Steelfox tried protesting that the ruler of the Four Directions shouldn’t be making breakfast for anyone, but it was to no avail. Mother’s habits were older than the empire, after all. Years
ago she’d been no khatun but merely the wife of a minor chief, her clan on the edge of destruction. Much had changed, but not, in so many respects, Mother.
The fire was always going, and within the ger meat and vegetables were always close at hand, and soon mother and daughter were sipping soup and sharing news.
“It sounds as though the consolidation is going well,” Steelfox said.
“Consolidation, yes. Expansion, not so much. Jewelwolf will likely have words for me about that. Her husband will too, though he’s always careful with his words, that one.”
“Jewelwolf speaks out of love for Father’s dream. Not out of anger at you.”

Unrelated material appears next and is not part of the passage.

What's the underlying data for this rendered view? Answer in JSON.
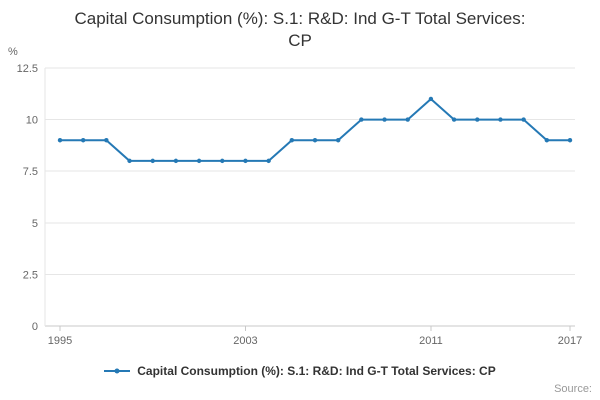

“What I love about you, daughter, is that you’re always searching for the way out of the trap, social or physical. You don’t want your family fighting, so you seek the verbal tactic to prevent it. You struggle at the limits of your assigned domain, half steppe and half taiga, and seek clever ways to enhance your position. I’ve heard about your pet inventor.”
Steelfox let herself smile. “Soon you may more than hear.”
“Intriguing! Earth and Sky know I could use diversion from the Parliament of All.”
“I can well imagine.”
“It is as it is. One never calls a Parliament for just one reason. There is the matter of a new Grand Khan, yes. But there are also marriages to arrange, armies to assign, delegations to receive, justice to be done. And love and sport, of course, as your brothers would remind me.” This time the khatun did not sound so annoyed with her wayward sons. “Yet, none of these matters is as close to my heart as what I must say.”
Dread filled Steelfox’s own heart. She was about to be married off again.
Oh, there would be a pretense of choice, a dance of respect, but she and her mother both knew that Steelfox would ultimately accept the khatun’s recommendation, for the good of the realm.
She hadn’t chosen her late husband, a Reindeer Folk man, though in hindsight it had been a lucky match. He’d been kind to her, and she’d mourned when he perished in battle before fathering a child. She loved him most, however, for bringing her into the circle of his people—so different from the Karvaks but now so close to her heart. Steelfox had put off all other suitors, reasonably claiming she was unready, and that suzerainty of the Reindeer Folk and the bordering steppelands took all her time.